I have a table of 9M rows, snp_collection.tab with empty values in several columns:
snpID freq_bin ID_nearest_gene ID_nearest_gene_located_within HGNC_nearest_gene_snpsnap HGNC_nearest_gene_snpsnap_protein_coding flag_snp_within_gene flag_snp_within_gene_protein_coding
10:10001753 7 ENSG00000224788 CELF2 FALSE FALSE
10:10001794 41 ENSG00000224788 CELF2 FALSE FALSE
10:100023489 10 ENSG00000138131 ENSG00000138131 LOXL4 LOXL4 TRUE TRUE
10:100025128 45 ENSG00000138131 ENSG00000138131 LOXL4 LOXL4 TRUE TRUE
10:10002975 1 ENSG00000224788 CELF2 FALSE FALSE
Which for simplcity, looks like this:
This is messing up things when I later parse it using awk to produce a more useful table for my purposes:
Later step which gets messed up from dirty input:
tail -n+2 broadSNPs.tab | gawk -F'[:\t]' -vOFS="\t" '{ print "chr"$1, ($2 - 1), $2, $3, $18, $19, $20, $21}' > broadSNPs.bed
Here, the empty spaces aren't respected by awk, and rows with empty spaces are offset in the output.

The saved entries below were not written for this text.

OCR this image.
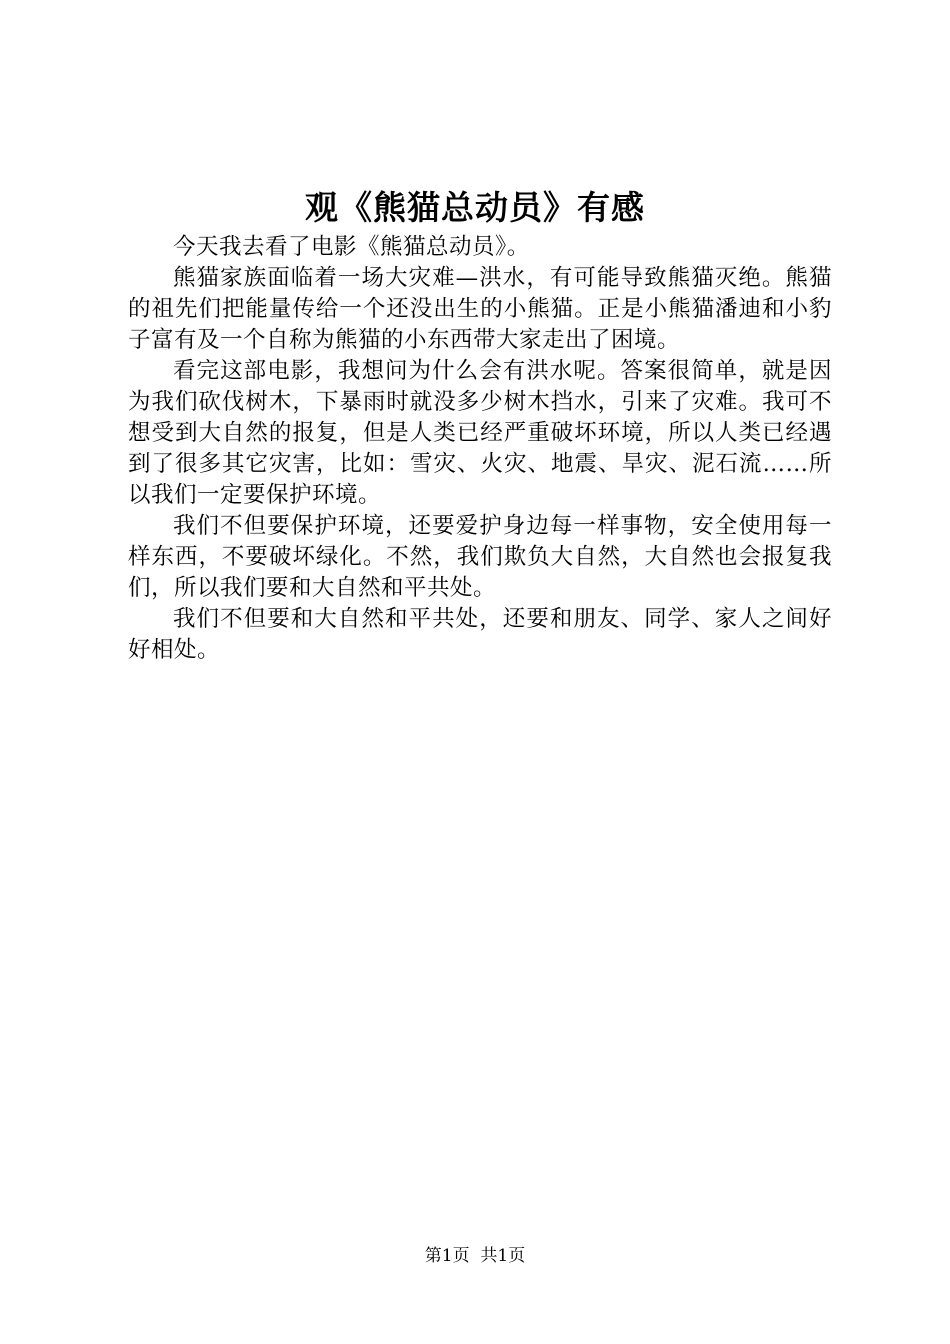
观《熊猫总动员》有感

今天我去看了电影《熊猫总动员》。

熊猫家族面临着一场大灾难—洪水，有可能导致熊猫灭绝。熊猫的祖先们把能量传给一个还没出生的小熊猫。正是小熊猫潘迪和小豹子富有及一个自称为熊猫的小东西带大家走出了困境。

看完这部电影，我想问为什么会有洪水呢。答案很简单，就是因为我们砍伐树木，下暴雨时就没多少树木挡水，引来了灾难。我可不想受到大自然的报复，但是人类已经严重破坏环境，所以人类已经遇到了很多其它灾害，比如：雪灾、火灾、地震、旱灾、泥石流……所以我们一定要保护环境。

我们不但要保护环境，还要爱护身边每一样事物，安全使用每一样东西，不要破坏绿化。不然，我们欺负大自然，大自然也会报复我们，所以我们要和大自然和平共处。

我们不但要和大自然和平共处，还要和朋友、同学、家人之间好好相处。

第1页  共1页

So, I'm trying to fill in those empty spaces before awk.
Using the advice given here, Filling space/tab separated, empty columns with 0, I've done:
sed 's/\t\t/\tNA\t/g' snp_collection.tab > broadSNPs.tab
I have Also tried replacing the \t's with ctrl+v+tab, but alas the output remains the same as i the original snp_collection.tab, with the empty spaces still just empty.
What am I missing? Thanks!
Desired output:
snpID freq_bin ID_nearest_gene ID_nearest_gene_located_within HGNC_nearest_gene_snpsnap HGNC_nearest_gene_snpsnap_protein_coding flag_snp_within_gene flag_snp_within_gene_protein_coding
10:10001753 7 ENSG00000224788 NA NA CELF2 FALSE FALSE
10:10001794 41 ENSG00000224788 NA NA CELF2 FALSE FALSE
10:100023489 10 ENSG00000138131 ENSG00000138131 LOXL4 LOXL4 TRUE TRUE
10:100025128 45 ENSG00000138131 ENSG00000138131 LOXL4 LOXL4 TRUE TRUE
10:10002975 1 ENSG00000224788 NA NA CELF2 FALSE FALSE
With this fixed input, my awk command shouldn't produce a nonsensical output.